International Conference of Transport, Traffic and Mobility (T²M)

Mobility clearly has a strong material dimension. In these times of demand for "fluid" mobility, "autonomous" and electric vehicles, shared transport, the physical infrastructure that underpins and makes mobility possible is subject to profound changes (borders of energy supply, route 2.0, etc.). Infrastructure networks and transport services have also undergone significant material transformations throughout the history of the long term/“longue durée” (macadam coating, steam engines, electrification…).

Generally, vehicles, equipment, and infrastructures are considered separately in studies dealing with transport and mobility. However these infrastructures (roads, waterways, harbors, airport, bike paths…) are essential to the physical conditions of traffic in all modes of transport (coaches, cars, buses, boats, planes…). Looking at mobility from the perspective of material culture is a way of articulating these two dimensions and of approaching infrastructure and means of transport based on the most concrete and visible aspects.

In the 1960s and 1970s, the concept of material culture was an important heuristic tool, mobilized in particular by historians and archaeologists. Nowadays, this attention to material issues is being significantly renewed in different disciplines to understand the relationships that societies and individuals have with things and their social life. From manufacture to consumption, the function, appropriation and status of objects evolve over time and according to whoever handles them. This question of materialities is just as essential to the understanding of mobility and its technical, economic and social transformations.

The aim of this interdisciplinary conference is to deepen our understanding of these infrastructures and mobility ecosystems: their functions, the concerned actors, the spatial stakes, the logistical issues, the consequences of new supply chains, and what controversies and challenges they bring, with particular attention to their materiality.
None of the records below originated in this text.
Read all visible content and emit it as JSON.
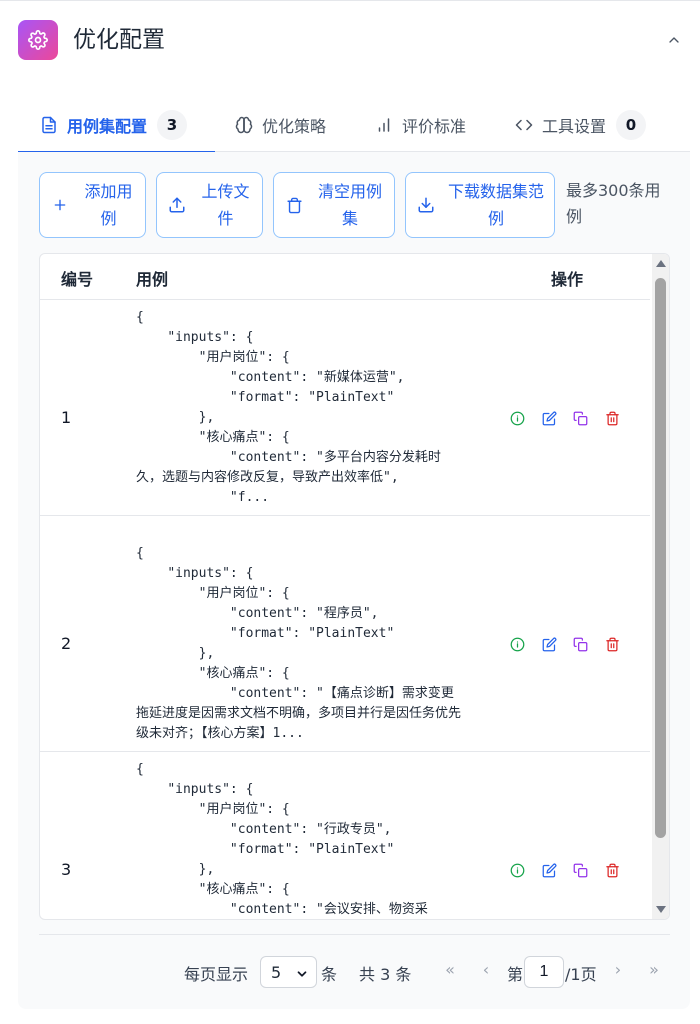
{
  "header": {
    "title": "优化配置",
    "icon": "gear-icon",
    "collapse_icon": "chevron-up-icon"
  },
  "tabs": [
    {
      "label": "用例集配置",
      "icon": "document-icon",
      "count": "3",
      "active": true
    },
    {
      "label": "优化策略",
      "icon": "brain-icon",
      "active": false
    },
    {
      "label": "评价标准",
      "icon": "bar-chart-icon",
      "active": false
    },
    {
      "label": "工具设置",
      "icon": "code-icon",
      "count": "0",
      "active": false
    }
  ],
  "toolbar": {
    "add_line1": "添加用",
    "add_line2": "例",
    "upload_line1": "上传文",
    "upload_line2": "件",
    "clear_line1": "清空用例",
    "clear_line2": "集",
    "download_line1": "下载数据集范",
    "download_line2": "例",
    "hint_line1": "最多300条用",
    "hint_line2": "例"
  },
  "table": {
    "headers": {
      "num": "编号",
      "case": "用例",
      "actions": "操作"
    },
    "rows": [
      {
        "num": "1",
        "content": "{\n    \"inputs\": {\n        \"用户岗位\": {\n            \"content\": \"新媒体运营\",\n            \"format\": \"PlainText\"\n        },\n        \"核心痛点\": {\n            \"content\": \"多平台内容分发耗时久，选题与内容修改反复，导致产出效率低\",\n            \"f..."
      },
      {
        "num": "2",
        "content": "{\n    \"inputs\": {\n        \"用户岗位\": {\n            \"content\": \"程序员\",\n            \"format\": \"PlainText\"\n        },\n        \"核心痛点\": {\n            \"content\": \"【痛点诊断】需求变更拖延进度是因需求文档不明确，多项目并行是因任务优先级未对齐；【核心方案】1..."
      },
      {
        "num": "3",
        "content": "{\n    \"inputs\": {\n        \"用户岗位\": {\n            \"content\": \"行政专员\",\n            \"format\": \"PlainText\"\n        },\n        \"核心痛点\": {\n            \"content\": \"会议安排、物资采"
      }
    ],
    "action_icons": [
      "info-icon",
      "edit-icon",
      "copy-icon",
      "delete-icon"
    ]
  },
  "pagination": {
    "per_page_label": "每页显示",
    "per_page_value": "5",
    "per_page_unit": "条",
    "total": "共 3 条",
    "page_prefix": "第",
    "page_value": "1",
    "page_suffix": "/1页"
  },
  "colors": {
    "accent": "#2563eb",
    "info": "#16a34a",
    "edit": "#2563eb",
    "copy": "#9333ea",
    "delete": "#dc2626"
  }
}
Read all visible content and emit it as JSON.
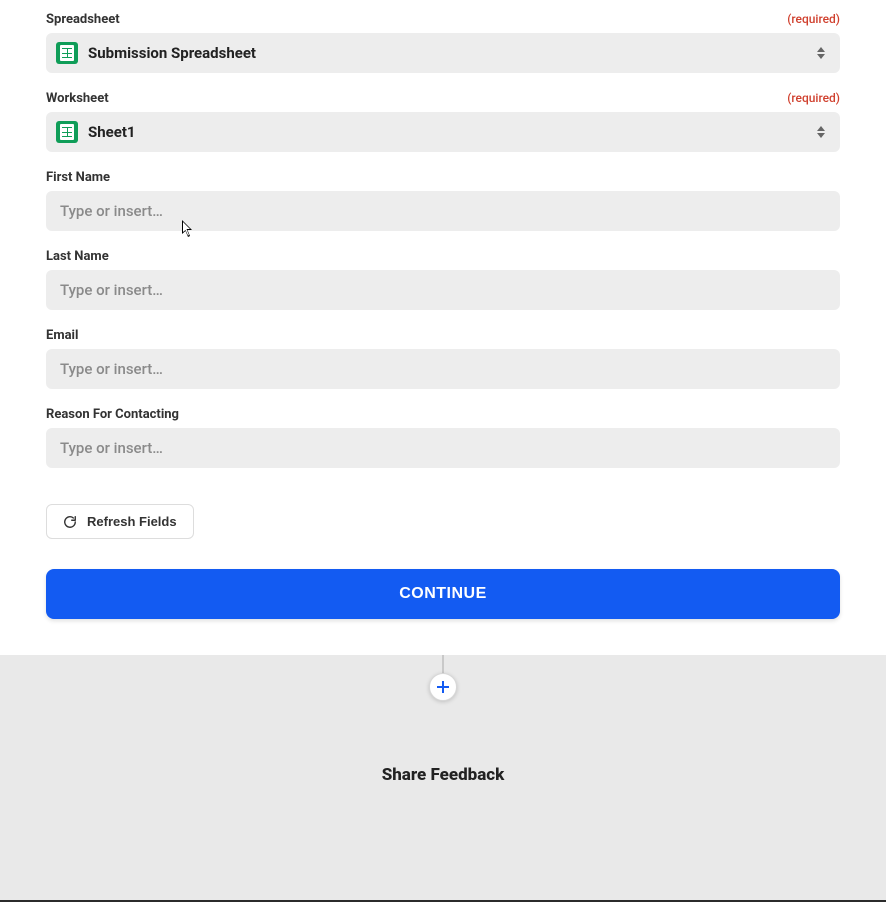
{
  "colors": {
    "primary": "#135bf2",
    "required": "#d0402e",
    "sheets": "#0f9d58"
  },
  "fields": {
    "spreadsheet": {
      "label": "Spreadsheet",
      "required_text": "(required)",
      "value": "Submission Spreadsheet",
      "icon": "google-sheets-icon"
    },
    "worksheet": {
      "label": "Worksheet",
      "required_text": "(required)",
      "value": "Sheet1",
      "icon": "google-sheets-icon"
    },
    "first_name": {
      "label": "First Name",
      "placeholder": "Type or insert…",
      "value": ""
    },
    "last_name": {
      "label": "Last Name",
      "placeholder": "Type or insert…",
      "value": ""
    },
    "email": {
      "label": "Email",
      "placeholder": "Type or insert…",
      "value": ""
    },
    "reason": {
      "label": "Reason For Contacting",
      "placeholder": "Type or insert…",
      "value": ""
    }
  },
  "buttons": {
    "refresh": "Refresh Fields",
    "continue": "CONTINUE"
  },
  "footer": {
    "share_feedback": "Share Feedback"
  }
}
Proposals for papers and sessions on one or more of the following topics will be strongly encouraged, although all contributions are welcome:

  • Archaeological evidence of mobility
  • Museum collections, displays and transportation heritage
  • Connexions between academic field and technical or economic stakeholders
  • Innovation dynamics
  • Mobility practices, social uses and consumption patterns
  • Places for mobilities (infrastructures, gas station, fuel pump, refinery, terminal, drives in, signalling…)
  • Worlds of objects (toys, advertising, tickets, costume…)
  • Duration and obsolescence
  • Speed and slow mobilities
  • Materiality and dematerialization…
  • Tourism issues (travel guides, apps…)

This mobility history conference aims to bridge research approaches, welcoming proposals from different disciplines dealing with mobility studies (history, sociology, anthropology, geography, economy, planning studies, business history, architecture, design, communication, archaeology, etc.) We particularly encourage the submission of interdisciplinary panels or sessions.